Başörtüsü takmakla Müslüman olunmaz ama, başörtüsü Allah ın emridir. "Başörtüsü takmakla Müslüman olunmaz" demek İslâm dinine karşı savaş açmak anlamına gelir. Bu savaşı başlatanlar kendileri ister inanır, ister inanmazlar ama Allah ın hükümlerini hafife almaya kalkarlarsa inanan insanlara karşı saygısızlık yapıyorlar demektir. Hele hele başörtüsünden "bez parçası" şeklinde söz edilmesi saygısızlığın da ötesinde hafife alma ve aşağılamak demektir. Sanıyorum ortaya çıkan bu durumu uyum sağlamak gibi bir takım gerekçelerle izah etmek mümkün olmaz.
Olayın bir diğer boyutu ise başörtülü bazı hanımların, AB ye uyum sağlamak için başlarını açmalarını isteyenlere cevap verirken, "Uyum sağlamanın bez parçasıyla alakası yok" şeklinde bir savunma geliştirmeleridir. Müslüman bir kadın inancı gereği başını örtüyorsa örttüğü şey bez parçasından öte bir anlam kazanır. Gerçekten başını örttüğü şey örtünen hanım için bir bez parçasından öte bir anlam ifade etmiyorsa o örtünmenin anlamı kalır mı bilemiyorum.
Demek istediğim o ki, baş örtüsüne karşı olanlar da başlarını örtenler de lütfen dikkatli olsunlar. Dikkatin de ötesinde inanca saygıyı kendi aramızda hakim kılamazsak Batılılardan saygı beklememiz söz konusu olabilir mi Yeri geldiğinde "Ben de Müslümanım" diyenler Almanların gözüne baka baka "Uyum sağlamak için başınızı açın" diyebiliyorlarsa ortada ciddi bir kimliksizlik ve kişiliksizlik var demektir.
Böyle olunca da inandığı için başını örtenler de, "Ben de Müslümanım" dedikleri halde uyum için başların açılmasını isteyenler nerede durduklarını, inanıyorlar mı inanmıyorlar mı yeniden belirlemek durumundadırlar. Eğer inanmıyorlar da lafın gelişi "Ben de Müslümanım" diyorlarsa Müslüman hanımların ne yapacaklarına karışmasınlar, böyle bir hakkı kendilerinde bulmasınlar.
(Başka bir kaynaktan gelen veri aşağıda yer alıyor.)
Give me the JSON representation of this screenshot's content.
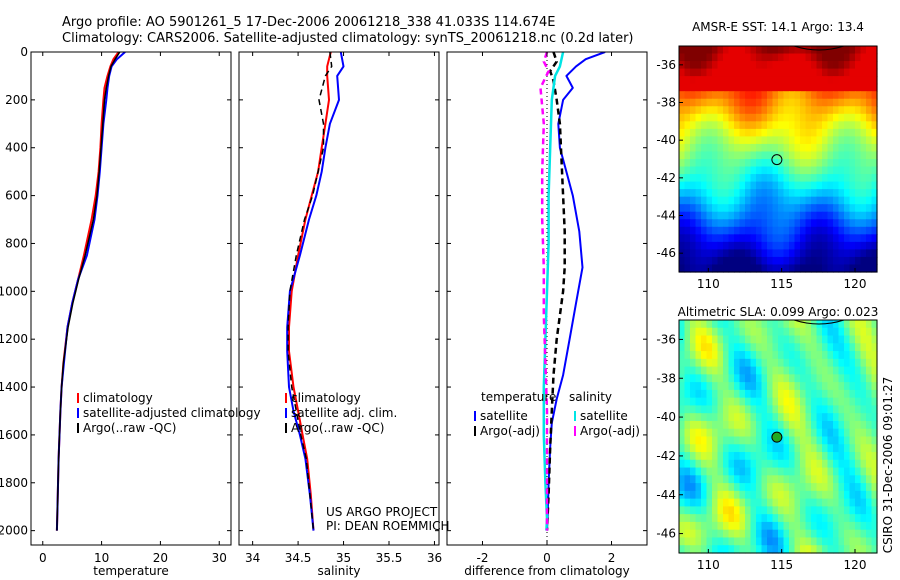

Başlarını örten hanımlar da başörtüsünü ifade ederken "bez parçası" gibi bir nitelendirmeden uzak durmak zorundadırlar. Başörtüsünün bezden yapıldığı doğrudur, hatta boyuna bağlanan fular da bir bez parçasıdır. Ama, dinin emri olarak başlar örtülüyorsa o zaman yapılan işe sahip çıkmak, sonuna kadar savunucusu olmak gerekir. Çünkü, başörtüsünü oluşturan maddenin cinsi değil, önemli olan Allah ın emri gereği başın örtülmesidir.